Sacamano, P. & Farley, J. E.

External link

Original Article

Persons living with HIV (PLWH) who are engaged in care, yet not virally suppressed, represent a risk for transmission and opportunity for risk reduction interventions. This study describes characteristics of an outpatient clinic cohort of PLWH by laboratory confirmed viral suppression status and examines associations with demographics and sexual and drug use behaviors gathered through questionnaire.
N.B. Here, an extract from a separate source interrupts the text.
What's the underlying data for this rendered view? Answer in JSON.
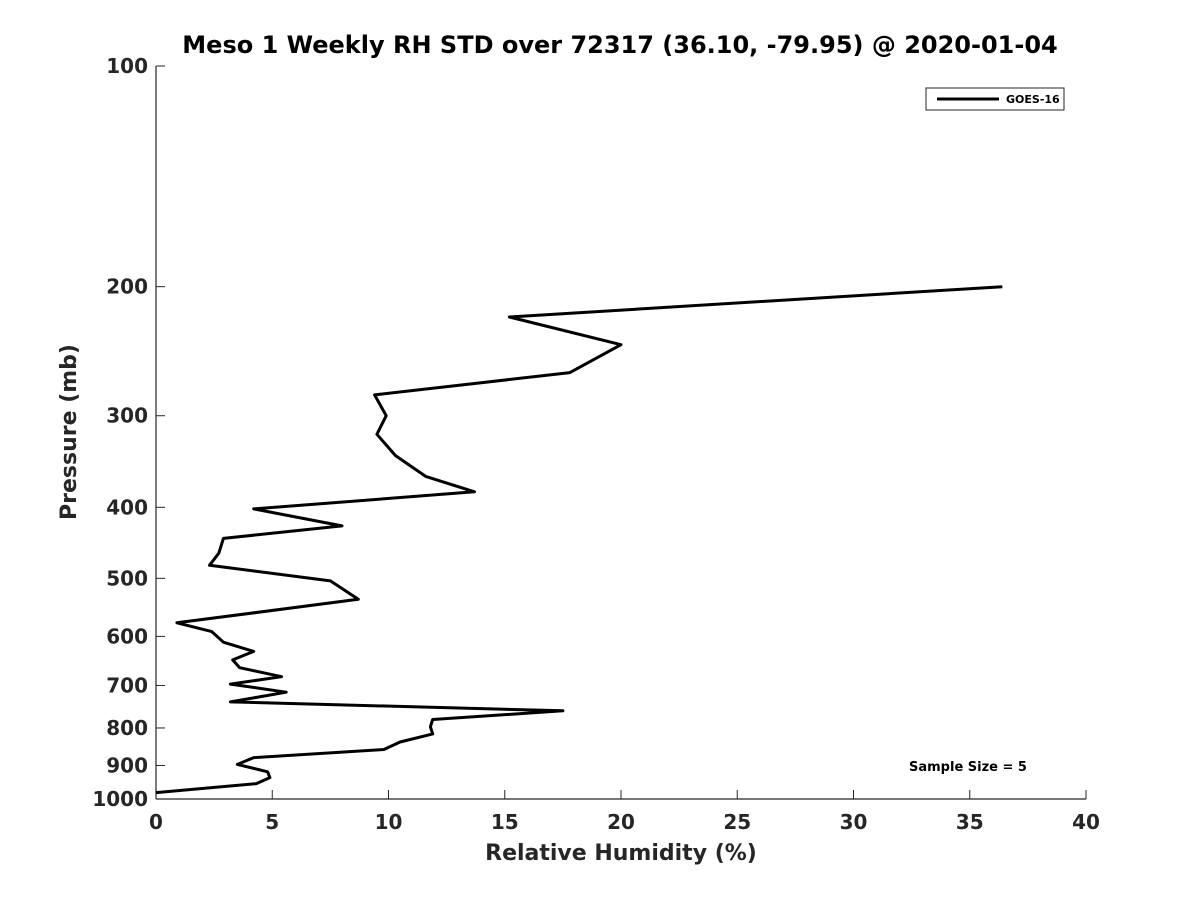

From a sample of 500 clinic patients, 438 were prescribed antiretroviral treatment (ART) and 62 were not. Among the 438 on ART, 72 (16.4%) were not virally suppressed at the most recent lab draw. Compared to individuals with a suppressed viral load, those that were unsuppressed were more likely to: be black (79.2% vs. 64.2%; p = 0.014); earn below $25,000/year (88.9% vs. 65.0%; p < 0.001); be of a younger age (47.8 vs. 50.0 mean years; p = 0.009); be on opiate substitution (14.1% vs. 6.3%; p = 0.023); and acknowledge poly-substance (38.9% vs. 24.4%; p = 0.012) and excessive alcohol use (13.9% vs. 6.0%; p = 0.019). Conversely, a smaller proportion of those with an unsuppressed viral load had multiple sex partners in the previous 30 days (39.8% vs. 58.5%; p = 0.003). In multivariable regression of those on ART, the prevalence of an unsuppressed viral load was 3% lower with each increasing year of age (aPR: 0.97; 95% CI: 0.95, 0.99) and 47% lower with income over $25,000/year (aPR: 0.33; 95% CI: 0.16, 0.70). In a separate analysis of all 500 subjects, ART was less frequently prescribed to blacks compared to whites, heterosexuals, those with lower education and income, and persons with active substance use. Findings confirm that a large proportion of PLWH and engaged in care were not virally suppressed and continued behaviors that risk transmission, indicating the need for screening, prevention counseling and access to ancillary services to lower the incidence of HIV infections.